When pressed by journalist Peter FitzSimons on whether the real issue centered on her being a ‘rich white woman’ parachuted from a ‘distant past’ against Who was a ‘genuine member of the local community,” Ms Keneally dubbed the impact of the lockdowns as the reason for her loss.
“These harsh lockdowns have engendered an understandable parochial feeling that the community has been left behind by both major political parties,” she added.
“And I sincerely believe that if the Labor Party ran me or anyone else in Fowler, they would have encountered the same set of challenges.”
However, Ms Keneally acknowledged her opponent Ms Le was a “strong” candidate and also blamed Clive Palmer for “funding” the United Australia Party (UAP) as a contributing factor to the defeat.
“Although the UAP did not win any seats, Palmer’s impact was to depress the votes of the main parties in the primaries and to deprive the main parties of seats in the Senate and of preferences in the seats of the lower house. “, she said.
The 53-year-old revealed she started thinking things might get ugly when the pre-election started and she had ‘unpleasant encounters’, while anger over lockdowns and mandates vaccination seemed “out of step” with the rest of the nation.
She added that the number of voting cards drawn solely from the UAP also seemed “abnormally high”.
Ms Keneally, who moved to Liverpool during the campaign, added she had no regrets taking the ‘risk’ of leaving the Senate and running for Fowler’s seat, despite his bruising defeat.
She said she was not ‘happy or satisfied’ with her three years in the Senate and thought a move to the lower house would be where she could make her ‘best contribution’.
Fowler’s seat was called on Saturday evening, but Ms Keneally waited until Sunday evening to officially admit defeat.
Ms Keneally said she had spoken to Prime Minister Anthony Albanese, but he had not promised her any future dates.
However, she was positive about her future, adding that whenever something “unfortunate” had happened in her life, there was something “unpredictable and extraordinary” to follow.
But she declined to say whether she would return to her home on the island of Scotland or stay in Liverpool after promising she would continue to live in the electorate even if she lost.
She added that her electoral defeat was not comparable to the ” searing pain ” of losing her stillborn daughter Caroline in 1999.
Speaking on Monday, Fowler MP Ms Le said many voters were furious at the Labor Party’s decision to overlook a local candidate in favor of Ms Keneally, who never lived in the electorate before starting his election campaign.
“A lot of voters were so angry that the Labor Party was arrogant enough to think they could parachute someone from the northern beaches to come and represent the South West, one of the most socially deprived communities , to represent us,” she said. Told ABC.
“She has no roots here. She is not tied to this area. So how can we trust that she can deliver for us? She has never experienced the challenges that we have experienced.
“Labour voters in particular were very – they thought it was a slap in the face and an insult to them. These are the comments I received when voters came to vote for me. They never voted for anyone but the Labor Party.
Meanwhile Tu Le, the local Labor candidate who was passed over so Ms Keneally could stand, said she was ‘shocked’ by the result.
“On the ground there was a bit of outrage about the parachute candidate, to be frank, but it was considered one of the safest seats in the country, so I didn’t expect the outcome,” she said.

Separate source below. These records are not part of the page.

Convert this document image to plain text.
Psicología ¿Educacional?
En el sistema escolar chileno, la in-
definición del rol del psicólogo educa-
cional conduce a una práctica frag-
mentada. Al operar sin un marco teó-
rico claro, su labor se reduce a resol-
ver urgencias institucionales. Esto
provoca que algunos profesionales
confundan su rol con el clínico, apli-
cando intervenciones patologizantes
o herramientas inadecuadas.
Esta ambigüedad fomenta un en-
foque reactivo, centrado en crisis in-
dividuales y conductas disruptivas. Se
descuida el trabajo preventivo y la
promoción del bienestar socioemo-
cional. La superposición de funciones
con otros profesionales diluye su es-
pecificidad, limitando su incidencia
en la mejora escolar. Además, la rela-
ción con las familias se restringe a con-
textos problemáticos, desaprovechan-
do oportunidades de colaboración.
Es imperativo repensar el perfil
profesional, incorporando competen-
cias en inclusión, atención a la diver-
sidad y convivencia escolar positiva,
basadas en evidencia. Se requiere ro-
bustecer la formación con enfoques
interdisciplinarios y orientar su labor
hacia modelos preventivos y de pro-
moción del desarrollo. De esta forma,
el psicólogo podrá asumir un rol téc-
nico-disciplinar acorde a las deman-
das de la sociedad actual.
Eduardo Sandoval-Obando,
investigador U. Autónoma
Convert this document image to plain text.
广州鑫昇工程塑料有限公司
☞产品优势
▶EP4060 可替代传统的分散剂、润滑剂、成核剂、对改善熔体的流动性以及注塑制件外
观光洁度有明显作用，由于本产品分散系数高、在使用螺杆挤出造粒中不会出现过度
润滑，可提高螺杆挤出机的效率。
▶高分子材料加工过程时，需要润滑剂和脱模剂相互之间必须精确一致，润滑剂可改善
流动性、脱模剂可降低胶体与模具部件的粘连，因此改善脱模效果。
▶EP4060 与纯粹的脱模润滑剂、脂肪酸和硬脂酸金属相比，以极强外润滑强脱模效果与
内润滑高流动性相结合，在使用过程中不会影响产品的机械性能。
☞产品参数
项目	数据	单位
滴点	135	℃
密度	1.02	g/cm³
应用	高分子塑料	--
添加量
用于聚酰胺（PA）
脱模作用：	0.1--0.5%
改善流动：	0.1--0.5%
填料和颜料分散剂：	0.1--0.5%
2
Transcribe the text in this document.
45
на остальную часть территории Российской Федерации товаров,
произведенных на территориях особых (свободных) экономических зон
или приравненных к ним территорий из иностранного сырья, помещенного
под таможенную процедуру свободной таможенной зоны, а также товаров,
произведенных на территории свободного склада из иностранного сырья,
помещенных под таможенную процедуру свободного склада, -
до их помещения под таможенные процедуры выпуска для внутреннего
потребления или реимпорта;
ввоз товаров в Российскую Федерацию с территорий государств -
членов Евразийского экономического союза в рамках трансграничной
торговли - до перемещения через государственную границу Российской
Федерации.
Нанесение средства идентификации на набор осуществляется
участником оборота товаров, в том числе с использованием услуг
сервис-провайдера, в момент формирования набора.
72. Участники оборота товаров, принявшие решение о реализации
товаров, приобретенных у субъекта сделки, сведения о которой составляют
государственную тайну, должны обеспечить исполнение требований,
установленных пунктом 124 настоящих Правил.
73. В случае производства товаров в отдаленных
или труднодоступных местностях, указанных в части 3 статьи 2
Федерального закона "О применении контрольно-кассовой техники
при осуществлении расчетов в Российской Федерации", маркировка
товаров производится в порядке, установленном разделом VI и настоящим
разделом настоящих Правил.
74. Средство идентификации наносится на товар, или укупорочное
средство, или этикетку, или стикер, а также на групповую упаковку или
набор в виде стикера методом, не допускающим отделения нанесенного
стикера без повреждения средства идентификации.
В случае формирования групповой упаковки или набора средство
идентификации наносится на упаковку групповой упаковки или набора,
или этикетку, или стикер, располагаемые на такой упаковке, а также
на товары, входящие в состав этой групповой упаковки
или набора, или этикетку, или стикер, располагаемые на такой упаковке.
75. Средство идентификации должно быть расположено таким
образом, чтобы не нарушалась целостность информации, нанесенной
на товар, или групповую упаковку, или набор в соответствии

“This result sent a clear message to political parties: you cannot take local communities for granted and ignore community voices.
It appears Ms Le and the people of Fowler weren’t the only ones who thought Ms Keneally’s candidacy was a bad idea, with members of the Labor Party also agreeing it was the wrong move.
‘We got what we deserved,’ Labor Party insider says The Sydney Morning Herald.
“Kristina is an excellent parliamentarian and member of the team, but this seat made no sense. The maneuver to put her in Fowler was bad and people were clearly okay with it.
Asked if Labor has learned any lesson from the embarrassing loss, the MP told the publication: ‘I really hope so.